July 11, 2006 DBL Law

Small business owners have frequently sought legal advice on charging 2% per month interest on unpaid accounts.  A recent local case provides a lesson on the always murky question of what is usury.  Usury is defined as “an excessive rate of interest,” and what is excessive varies with time, place and parties to the agreement.  Usurious contracts are void and unenforceable and sometimes are even a crime.

The Grooms are farmers in Adams County.  They bought feed on credit from W.C. Milling, LLC.  Milling presented an invoice for $17,152 when it delivered the feed.  The invoice did not mention interest charges for late payments.  But the first and later monthly statements applied a 2% per month charge to unpaid balances.  The Grooms did not object to the interest charges and even paid some of the invoices.  Milling eventually sued and recovered a judgment of $76,991 by default when the Grooms did not file an answer.

Over a year later, the Grooms moved to set aside the judgment on the grounds that the interest, calculated at 26.83% per year, was usurious and therefore the agreement was void and unenforceable.  The trial court refused to set aside the judgment, finding that the motion was out of time, that the Grooms had not objected to the interest charges and had created an implied contract for the monthly charges by paying on account.  The Grooms appealed.

Although the appellate court agreed that the Grooms waited too long to challenge the extremely high interest, and was therefore stuck with the almost $77,000 judgment, it found that the contract was usurious and the Grooms could have avoided it.  The court analyzed the Ohio usury laws as follows:

First, Ohio’s General Rule is that 8% simple interest is the maximum chargeable on a bond bill, note or promise to pay a “loan.”

Second, if the “loan” (on a bill, note or promise) is to a business, the parties may agree to higher rates.  The Grooms were a business but the transaction did not involve a “loan.”
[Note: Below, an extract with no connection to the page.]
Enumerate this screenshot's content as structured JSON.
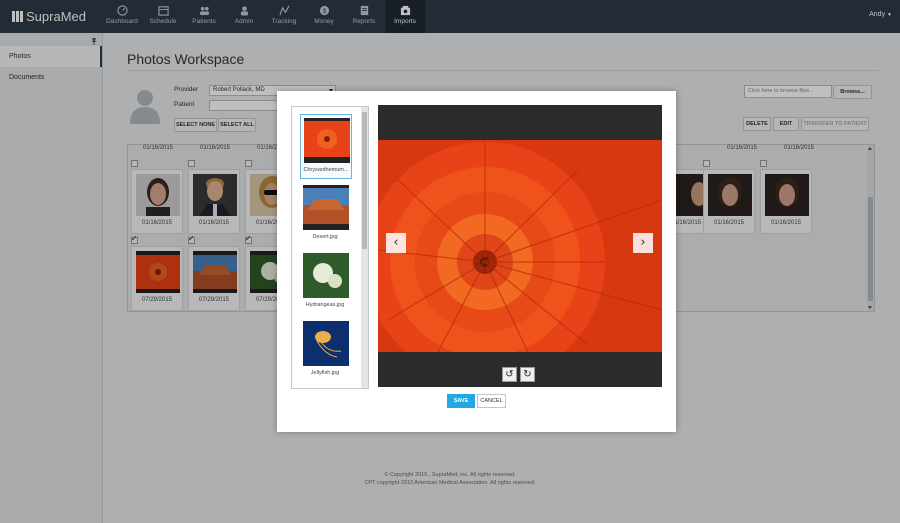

Third, for other obligations in connection with a “book account,” the creditor is entitled to a maximum rate of 10% simple interest.  The Grooms’ transaction was a “book account.”

Fourth, for “book account” obligations, the parties in a written agreement may agree to a larger rate.  However, monthly statements and payments on account, while creating an implied contract, do not rise to the dignity of a written agreement, which the appeals court stated should be in the format of a contractual agreement to which both parties assent.  What constitutes assent is still unclear, but in view of the policy of the law to discourage excessive interest charges, a contract not signed by the obligor will always be weak.  The best advice to a business intending to charge interest on unpaid accounts, is to have a contract up front that clearly states that interest on unpaid accounts will be at a specified rate of monthly interest.

By the way, the court noted wryly that the Grooms had sued their first attorney for malpractice in failing to timely challenge the usurious interest in the lower court.